Kong is currently the recipient of the Lenett Fellowship, which funds his intership at the Williamstown + Atlanta Art Conservation Center, located on the Clark’s expansive campus. His internship consists of a year-long conservation project on a piece of American art. This program is only available for second-year students, after they have completed “Art and Conservation: An Inquiry into History, Methods, and Materials,” he explained. “It’s about maintaining the object for our future generations,” Kong said.
Conservation practice is an important part of curatorial work, Kong explained. “There’s a quite magical quality to working with a work of art over a long period of time, because you really do notice every detail, every aspect of its material and art historical life,” he said. “During its initial conception, its manufacture, and then its afterlives as it has been used over the generations. You see the marks of wear … over years of use.”
Second-year students like Chew who intern at the Clark get their own closed-door offices, she said. Chew plans to use her space to organize her capstone project: an exhibition in the Thaw Gallery for Works on Paper opening on July 4, 2026, for the semiquincentennial of the United States. Chew’s exhibition will feature 19th and 20th century American works on paper. Last year, the gallery featured an exhibition curated by William Satloff Grad Art ’25, titled Pastoral on Paper, as part of his tenure working in the Manton Study Center for Works on Paper.
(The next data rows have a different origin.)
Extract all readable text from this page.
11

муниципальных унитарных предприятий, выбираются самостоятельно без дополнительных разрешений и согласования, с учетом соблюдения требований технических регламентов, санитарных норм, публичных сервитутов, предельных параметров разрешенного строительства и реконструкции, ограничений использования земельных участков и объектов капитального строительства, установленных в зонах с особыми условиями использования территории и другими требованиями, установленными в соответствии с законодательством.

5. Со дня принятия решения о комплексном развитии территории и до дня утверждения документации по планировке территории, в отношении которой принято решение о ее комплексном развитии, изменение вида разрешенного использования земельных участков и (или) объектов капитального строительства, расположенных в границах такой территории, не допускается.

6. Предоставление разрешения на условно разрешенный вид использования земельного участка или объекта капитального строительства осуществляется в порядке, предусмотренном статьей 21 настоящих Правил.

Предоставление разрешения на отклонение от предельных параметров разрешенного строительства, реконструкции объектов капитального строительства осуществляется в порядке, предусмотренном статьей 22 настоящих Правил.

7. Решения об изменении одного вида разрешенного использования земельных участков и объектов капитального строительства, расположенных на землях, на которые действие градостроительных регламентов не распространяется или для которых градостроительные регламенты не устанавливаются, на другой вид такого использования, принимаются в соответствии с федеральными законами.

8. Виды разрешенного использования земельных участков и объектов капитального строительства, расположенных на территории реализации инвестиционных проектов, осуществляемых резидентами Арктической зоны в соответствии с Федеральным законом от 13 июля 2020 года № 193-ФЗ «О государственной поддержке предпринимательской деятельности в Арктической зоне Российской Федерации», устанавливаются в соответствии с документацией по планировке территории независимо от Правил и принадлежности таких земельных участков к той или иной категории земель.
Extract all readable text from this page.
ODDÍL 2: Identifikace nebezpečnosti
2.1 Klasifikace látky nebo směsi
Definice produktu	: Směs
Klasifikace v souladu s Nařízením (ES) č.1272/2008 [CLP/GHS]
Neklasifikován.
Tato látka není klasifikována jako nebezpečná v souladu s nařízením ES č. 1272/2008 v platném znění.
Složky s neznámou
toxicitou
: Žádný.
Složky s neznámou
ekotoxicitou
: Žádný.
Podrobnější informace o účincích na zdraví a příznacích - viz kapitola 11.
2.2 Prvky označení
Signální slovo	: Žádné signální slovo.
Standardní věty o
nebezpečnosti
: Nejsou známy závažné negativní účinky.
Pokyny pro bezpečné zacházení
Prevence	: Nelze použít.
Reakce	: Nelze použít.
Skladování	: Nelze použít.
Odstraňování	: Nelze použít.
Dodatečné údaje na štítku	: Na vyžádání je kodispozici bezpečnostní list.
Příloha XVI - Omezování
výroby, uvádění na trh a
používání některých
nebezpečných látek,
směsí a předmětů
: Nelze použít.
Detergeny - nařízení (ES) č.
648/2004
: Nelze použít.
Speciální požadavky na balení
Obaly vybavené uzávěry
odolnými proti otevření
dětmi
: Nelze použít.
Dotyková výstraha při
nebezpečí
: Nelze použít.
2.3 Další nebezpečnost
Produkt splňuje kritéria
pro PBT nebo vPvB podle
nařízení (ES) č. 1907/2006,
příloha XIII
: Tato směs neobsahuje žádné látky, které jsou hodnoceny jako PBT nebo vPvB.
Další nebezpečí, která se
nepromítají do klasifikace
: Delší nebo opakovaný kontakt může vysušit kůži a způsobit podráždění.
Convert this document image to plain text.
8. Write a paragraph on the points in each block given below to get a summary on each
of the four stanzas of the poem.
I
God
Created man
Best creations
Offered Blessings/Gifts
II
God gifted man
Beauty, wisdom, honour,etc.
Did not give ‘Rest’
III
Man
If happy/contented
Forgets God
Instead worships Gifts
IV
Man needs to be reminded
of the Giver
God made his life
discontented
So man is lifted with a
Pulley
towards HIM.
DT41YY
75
Chew credits the program’s immersive structure with the “slowness” that allows her to focus. “There’s very few distractions,” she said. “You’re here with such a beautiful, well-stocked library [and] people who are also very interested in what you do.”
Grad Art offers a unique opportunity to study and live with a set of passionate, hardworking peers, Kong said. The best parts of the program are, according to him: “The resources and the community and the intense intellectual rigor.”